Por su embullo con la boda, cuarenta días antes de la fecha, todas las mañanas cuando nos encontrábamos en la oficina, comenzó a saludarme anunciándome, en una cuenta regresiva, los días en que aún permanecería soltero, sin saber que se estaba contando el tiempo que le quedaba de vida:
ꟷTreinta y dos días… Veinticuatro… Dos semanas…
En ese medio tiempo fue que tuve el sueño premonitorio.

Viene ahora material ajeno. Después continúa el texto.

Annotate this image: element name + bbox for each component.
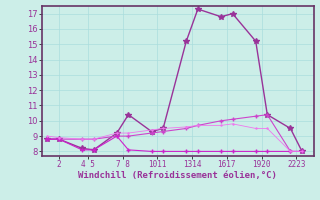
X-axis label: Windchill (Refroidissement éolien,°C): Windchill (Refroidissement éolien,°C) <box>78 171 277 180</box>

Me vi caminando por una calle desierta y al pasar por delante de una puerta, una anciana que allí había, me detuvo y me dijo:
─Un testigo de tu boda se va a morir.
Supe que quien fuera, estaba en aquella casa y apartando a la mujer, entré a la semi penumbra de una sala desprovista de muebles. Al fondo, dos arcos típicos de la vivienda villaclareña comunicaban con una saleta en la que sólo había una mesa sobre la cual se hallaba un cuerpo cubierto por una sábana. Me acerqué para ver de quién se trataba y entonces exclamé con amargura:
─¡Eres tú!
─Sí ─me respondió mi amiga con gran resignación─, soy yo. Me tengo que morir.
Dos días antes de la boda, me sentí mal, y el diagnóstico de una infección infantil no se hizo esperar: ¡varicela! Con el novio en cama hubo que posponerlo todo, con excepción de la firma del contrato nupcial, pues como este trámite civil dependía de la burocracia de la época en una instancia estatal, no era aconsejable perder la fecha asignada para tal efecto. MI suegro consiguió que el notario fuera a mi casa y, prácticamente en artículus mortem, estampé mi nombre en el acta del convenio de matrimonio establecido con la ciudadana que aceptaba ser mi esposa, documento en el que también mi amiga firmó como testigo del hecho. Hubo un sencillo brindis antes de que yo volviera al lecho de enfermo, pero mi amiga había reservado su tan anunciado vestido para estrenárselo en la boda religiosa.
Una semana después, al amanecer del día fijado para esta ceremonia, a mi casa se apareció un mensajero para darme la noticia. La noche antes, mi amiga al regresar de una visita de trabajo a Sancti Spíritus había tenido un accidente de carretera y se encontraba muy grave en el hospital. Corrí a su lado y, aunque inconsciente, la vi viva entre las sábanas, no de una mesa como en el sueño, pero sí del lecho en que unas horas después moriría. El vestido que con tanta ilusión se había mandado a hacer para el matrimonio, y que nunca llegué a ver, le sirvió de mortaja.
Esgrimiendo el deseo de mi amiga, su mamá me hizo prometerle que no volvería a posponer la boda; y aunque no hubo fiesta, esa noche fui a la iglesia para contestar de manera afirmativa a la pregunta del sacerdote de si me quería casar, mientras que mi amiga, cumplido su ciclo, partía una vez más de la vida terrenal.